Pregnant women. That's when they all start to come out. Something to do with it being cold in the winter or something.

Ugly tattoos. People are all of a sudden wearing a hell of a lot less clothing and that means that we get to see all the ink that would otherwise be private, sagging, fading wrinkles and all. Sometimes I wonder at the significance of some of them. Are you really sure that the Chinese on your lower back means what it's supposed to, and is it really necessary to have Betty Boop on your ankle? Kim got a unicorn tattooed on her fat ass once and she asked me if I wanted to see it. I said no...

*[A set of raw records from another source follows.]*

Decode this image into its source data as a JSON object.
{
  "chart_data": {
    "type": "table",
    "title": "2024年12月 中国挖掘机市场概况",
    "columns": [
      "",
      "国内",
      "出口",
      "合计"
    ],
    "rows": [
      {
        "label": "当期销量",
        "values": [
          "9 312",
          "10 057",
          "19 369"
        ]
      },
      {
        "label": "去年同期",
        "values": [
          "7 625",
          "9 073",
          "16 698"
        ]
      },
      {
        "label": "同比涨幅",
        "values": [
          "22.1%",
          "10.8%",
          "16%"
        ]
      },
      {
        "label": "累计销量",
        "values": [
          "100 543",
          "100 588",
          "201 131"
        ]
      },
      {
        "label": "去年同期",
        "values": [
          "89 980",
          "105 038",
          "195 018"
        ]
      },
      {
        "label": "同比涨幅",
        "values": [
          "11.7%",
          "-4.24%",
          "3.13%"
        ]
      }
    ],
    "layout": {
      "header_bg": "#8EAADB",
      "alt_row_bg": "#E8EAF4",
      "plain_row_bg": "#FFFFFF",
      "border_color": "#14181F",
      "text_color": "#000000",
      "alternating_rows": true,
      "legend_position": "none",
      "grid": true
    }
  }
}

Vintage automobiles. I really like seeing them on the road, especially if whoever has fixed them up has done a good job of it. Few things bother me more than seeing a really old car with spoilers or flames painted down the sides.

Volkswagen kit cars. Yeah, sure it looks like a Rolls Royce but underneath the fibreglass exterior it's just a veedub. You can tell by looking at the taillights. That and they sound like beetles. Doesn't matter though. I still want one. One that looks like a dinosaur. A stegosaurus. They're kind of beetle shaped anyways.

Fat people jogging, which is good, because at least they're doing something about it.

Spandex, which can be both a good and a bad thing.

Roadtrips through the middle of nowhere that always involve cheap motels.

Ubiquitous warnings about E coli and the smell of cremated meat.

Motorcyclists on the road who don't use their turn signals and are just begging to be run over.

To many people illegally in the hov lane.

I was going somewhere with this, I'm sure. Work and sleep deprivation are rotting out my brain. When Aaron jammed the photocopier today I thought it was exciting. That's sad.